Our visit with Maria happened to coincide with one of those days. Truly, how could I not question my own career choice a little next to her? She’s amazing. Warm. Kind. Intelligent and articulate. Fun-loving. She’s a really neat herbalist of the more sciency-sort who doesn’t make the intuitive types like me feel like fools. If I lived in New Hampshire, I’d be seriously tempted to see about going to a few of her classes. She’s got that incredible teacher-vibe that makes learning the hard stuff seem easy and fun.

I was honored to have her stop by for an interview and then take the time to have dinner with us and take a walk about a couple of the local parks. The whole time that little part of my Feministic brain that managed to survive the hormones of pregnancy, Moming through early childhood, and the ongoing tournament that is parenting an adolescent boy still hanging onto that traditional idea of what my career should look like kept reminding me I could be writing for national publications and teaching students and doing book tours, if only…

In the evening after dinner, we stopped off at Skinner’s Butte. We talked a bit about child-rearing and career. Something Maria said, coupled with the beautiful Eagle siting we had, finally kicked some sense back into me. I’d looked for herbalism for many, many years before my boy came along. I’d even read a few books and tried to find a teacher. I’d like to say I found the door, but it was locked. In reality, it was more like not even finding the door…knowing it was there somewhere, somehow but not being able to form the words to get the right directions to find it, in a word, Frustrating!

Then, the boy was born. With him, suddenly there were doors where there were no doors before. It was like my son had found the way to my Bliss and charged into the world oozing it from every pore. My first teacher, Dawn of Dawn’s Enchanted Garden, showed up along with the first herbal books that made real sense to me (Michael Wood’s The Book of Herbal Wisdom: Using Plants as Medicines in particular), along with a whole Spiritual Path that unlocked all the stuff I’d been trying so hard to find. Without Finn, I would not be an herbalist today. I may be quilting, but I would not be a quilt or fiber artist. Nor would I have learned animal communication or connected the Shamanic stuff I was already doing with this reality in a way that didn’t sound absolutely crazy (at least to me!).

I’m grateful women like Maria are doing what they do so well. She and her sisters and brothers have helped open the field of herbalism to so many of us.
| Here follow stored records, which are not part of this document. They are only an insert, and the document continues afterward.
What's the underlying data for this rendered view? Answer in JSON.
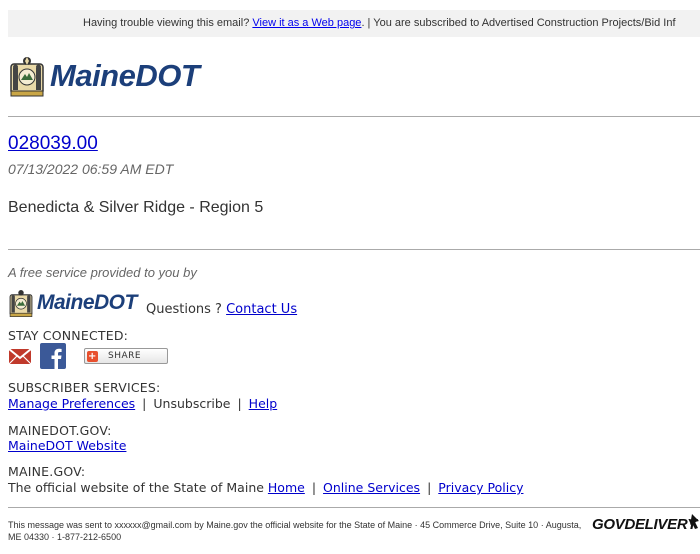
{
  "top_bar": {
    "prefix": "Having trouble viewing this email? ",
    "web_link": "View it as a Web page",
    "suffix": ". | You are subscribed to Advertised Construction Projects/Bid Inf"
  },
  "logo": {
    "wordmark": "MaineDOT"
  },
  "bulletin": {
    "project_number": "028039.00",
    "timestamp": "07/13/2022 06:59 AM EDT",
    "summary": "Benedicta & Silver Ridge - Region 5"
  },
  "footer": {
    "service_note": "A free service provided to you by",
    "questions_label": "Questions ? ",
    "contact_link": "Contact Us",
    "stay_connected_label": "STAY CONNECTED:",
    "share_label": "SHARE",
    "subscriber_services_label": "SUBSCRIBER SERVICES:",
    "manage_preferences": "Manage Preferences",
    "unsubscribe": "Unsubscribe",
    "help": "Help",
    "separator": "|",
    "mainedot_gov_label": "MAINEDOT.GOV:",
    "mainedot_website": "MaineDOT Website",
    "maine_gov_label": "MAINE.GOV:",
    "maine_gov_text": "The official website of the State of Maine ",
    "home": "Home",
    "online_services": "Online Services",
    "privacy_policy": "Privacy Policy",
    "legal_text": "This message was sent to xxxxxx@gmail.com by Maine.gov the official website for the State of Maine · 45 Commerce Drive, Suite 10 · Augusta, ME 04330 · 1-877-212-6500",
    "govdelivery": "GOVDELIVERY"
  },
  "colors": {
    "brand_blue": "#1c3f7a",
    "link_blue": "#0000cc",
    "top_bar_bg": "#f2f2f2",
    "email_red": "#c0392b",
    "facebook_blue": "#3b5998",
    "share_orange": "#e8502e"
  },
  "icons": {
    "seal": "maine-state-seal-icon",
    "email": "email-envelope-icon",
    "facebook": "facebook-icon",
    "share": "share-plus-icon",
    "govdelivery": "govdelivery-arrow-icon"
  }
}
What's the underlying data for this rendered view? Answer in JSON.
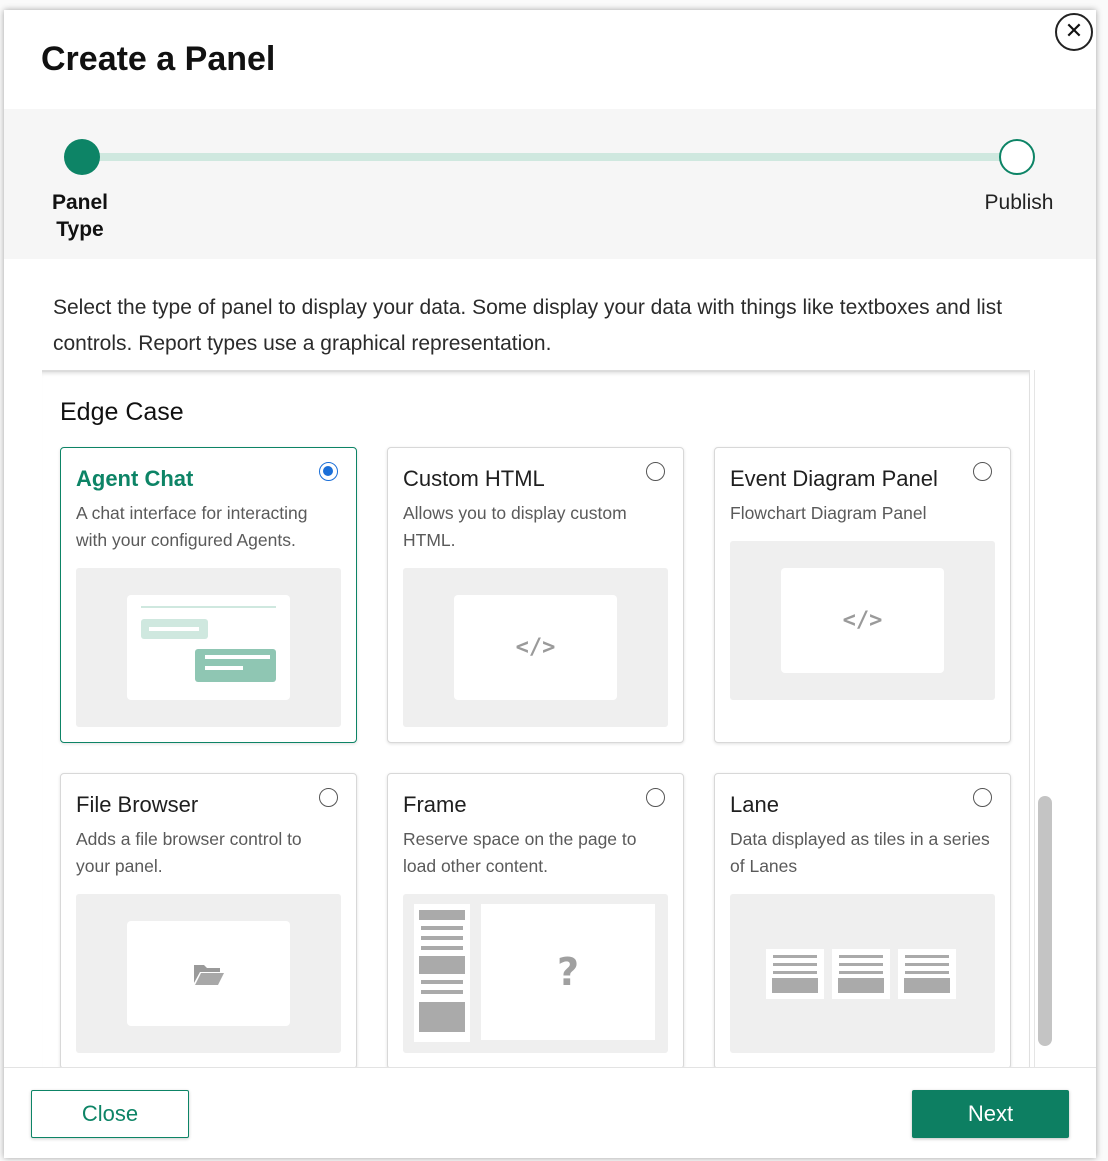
{
  "dialog": {
    "title": "Create a Panel",
    "close_icon": "close-icon"
  },
  "stepper": {
    "steps": [
      {
        "label": "Panel Type",
        "state": "active"
      },
      {
        "label": "Publish",
        "state": "pending"
      }
    ],
    "accent": "#0d8466"
  },
  "intro_text": "Select the type of panel to display your data. Some display your data with things like textboxes and list controls. Report types use a graphical representation.",
  "section": {
    "heading": "Edge Case",
    "cards": [
      {
        "title": "Agent Chat",
        "description": "A chat interface for interacting with your configured Agents.",
        "selected": true,
        "preview": "chat-preview-icon"
      },
      {
        "title": "Custom HTML",
        "description": "Allows you to display custom HTML.",
        "selected": false,
        "preview": "code-icon"
      },
      {
        "title": "Event Diagram Panel",
        "description": "Flowchart Diagram Panel",
        "selected": false,
        "preview": "code-icon"
      },
      {
        "title": "File Browser",
        "description": "Adds a file browser control to your panel.",
        "selected": false,
        "preview": "folder-icon"
      },
      {
        "title": "Frame",
        "description": "Reserve space on the page to load other content.",
        "selected": false,
        "preview": "question-icon"
      },
      {
        "title": "Lane",
        "description": "Data displayed as tiles in a series of Lanes",
        "selected": false,
        "preview": "lanes-icon"
      }
    ]
  },
  "footer": {
    "close_label": "Close",
    "next_label": "Next"
  }
}
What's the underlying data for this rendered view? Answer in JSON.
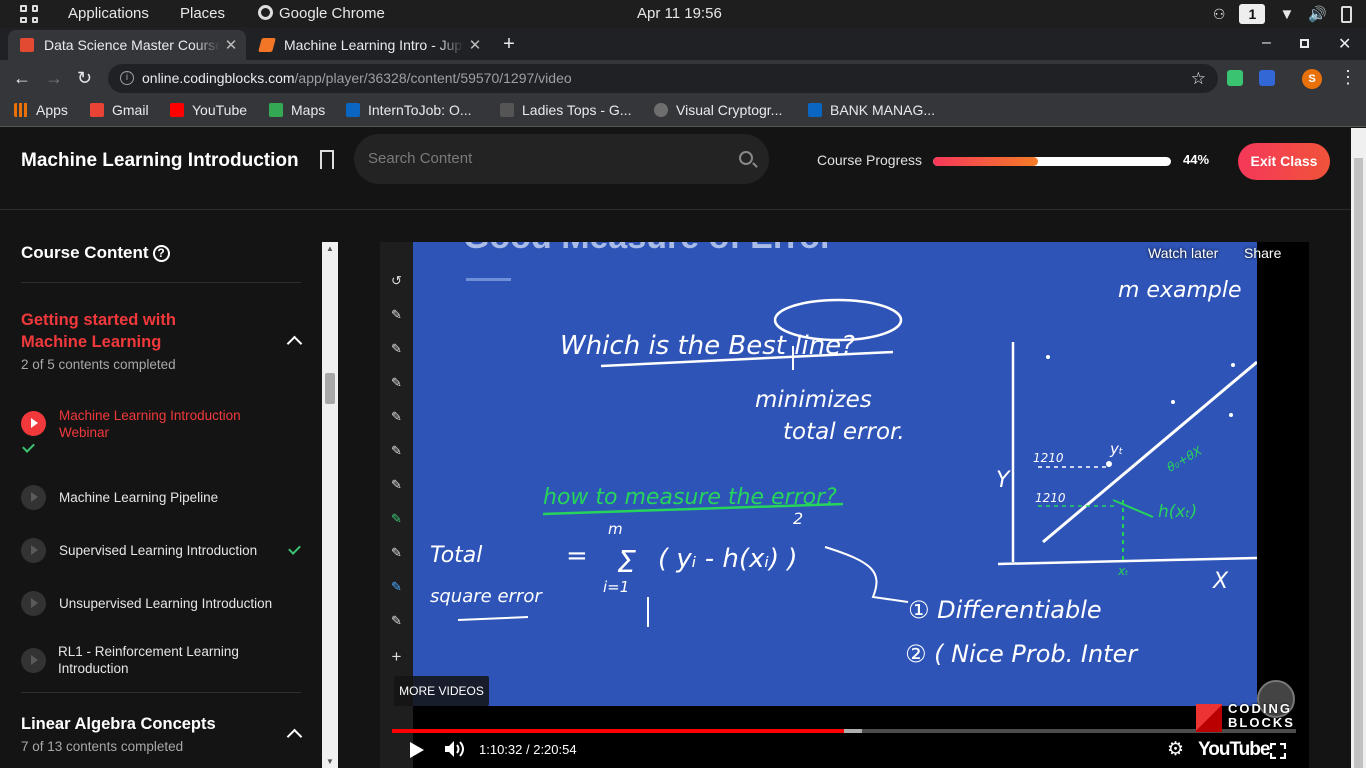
{
  "system_bar": {
    "applications": "Applications",
    "places": "Places",
    "chrome": "Google Chrome",
    "datetime": "Apr 11  19:56",
    "workspace": "1"
  },
  "tabs": [
    {
      "title": "Data Science Master Course",
      "favicon_color": "#e24a32"
    },
    {
      "title": "Machine Learning Intro - Jupyter",
      "favicon_color": "#f37626"
    }
  ],
  "address_bar": {
    "host": "online.codingblocks.com",
    "path": "/app/player/36328/content/59570/1297/video"
  },
  "bookmarks": [
    {
      "label": "Apps",
      "color": "#e8710a"
    },
    {
      "label": "Gmail",
      "color": "#ea4335"
    },
    {
      "label": "YouTube",
      "color": "#ff0000"
    },
    {
      "label": "Maps",
      "color": "#34a853"
    },
    {
      "label": "InternToJob: O...",
      "color": "#0a66c2"
    },
    {
      "label": "Ladies Tops - G...",
      "color": "#555555"
    },
    {
      "label": "Visual Cryptogr...",
      "color": "#6e6e6e"
    },
    {
      "label": "BANK MANAG...",
      "color": "#0a66c2"
    }
  ],
  "profile_initial": "S",
  "header": {
    "course_title": "Machine Learning Introduction",
    "search_placeholder": "Search Content",
    "progress_label": "Course Progress",
    "progress_value": 0.44,
    "progress_text": "44%",
    "exit_label": "Exit Class"
  },
  "sidebar": {
    "heading": "Course Content",
    "sections": [
      {
        "title_line1": "Getting started with",
        "title_line2": "Machine Learning",
        "subtitle": "2 of 5 contents completed",
        "lessons": [
          {
            "line1": "Machine Learning Introduction",
            "line2": "Webinar",
            "active": true,
            "completed": true
          },
          {
            "line1": "Machine Learning Pipeline",
            "line2": "",
            "active": false,
            "completed": false
          },
          {
            "line1": "Supervised Learning Introduction",
            "line2": "",
            "active": false,
            "completed": true
          },
          {
            "line1": "Unsupervised Learning Introduction",
            "line2": "",
            "active": false,
            "completed": false
          },
          {
            "line1": "RL1 - Reinforcement Learning",
            "line2": "Introduction",
            "active": false,
            "completed": false
          }
        ]
      },
      {
        "title_line1": "Linear Algebra Concepts",
        "subtitle": "7 of 13 contents completed"
      }
    ]
  },
  "video": {
    "watch_later": "Watch later",
    "share": "Share",
    "more_videos": "MORE VIDEOS",
    "time": "1:10:32 / 2:20:54",
    "played_fraction": 0.5,
    "buffered_fraction": 0.52,
    "youtube_label": "YouTube",
    "logo_line1": "CODING",
    "logo_line2": "BLOCKS",
    "board": {
      "title": "Good Measure of Error",
      "q1": "Which is the Best line?",
      "a1a": "minimizes",
      "a1b": "total error.",
      "q2": "how to measure the error?",
      "total": "Total",
      "sq": "square error",
      "formula_lhs": "=",
      "sum_top": "m",
      "sum_bottom": "i=1",
      "formula_body": "( yᵢ - h(xᵢ) )",
      "power": "2",
      "p1": "① Differentiable",
      "p2": "② ( Nice Prob. Inter",
      "example": "m example",
      "y_axis": "Y",
      "x_axis": "X",
      "tick1": "1210",
      "tick2": "1210",
      "yt": "yₜ",
      "hx": "h(xₜ)",
      "xt": "xₜ",
      "theta": "θ₀+θX"
    }
  }
}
They’re making a real difference in the world. I’m also thankful for women like Sue, my partner in The Practical Herbalist and Real Herbalism Radio, who’ve helped open the career doors in our field to latecomers like me who spent the better part of our young-and-hungry career-building years building family or other careers instead.

Possibly more than anything, I’m grateful for both my boy and the Eagle who reminded me of the gift he’d given me, a career as the perhaps slightly odd but none-the-less respectable herbalist and artist I’ve thus far become. On my next down day, I promise to come back and re-read this post to myself aloud, y’all, so you don’t have to go so far as sending a talented herbalist all the way from New Hampshire out to partner with a young Eagle-papa just to remind me the choices we all make, stay-at-home mums included, carry us exactly where we need to go.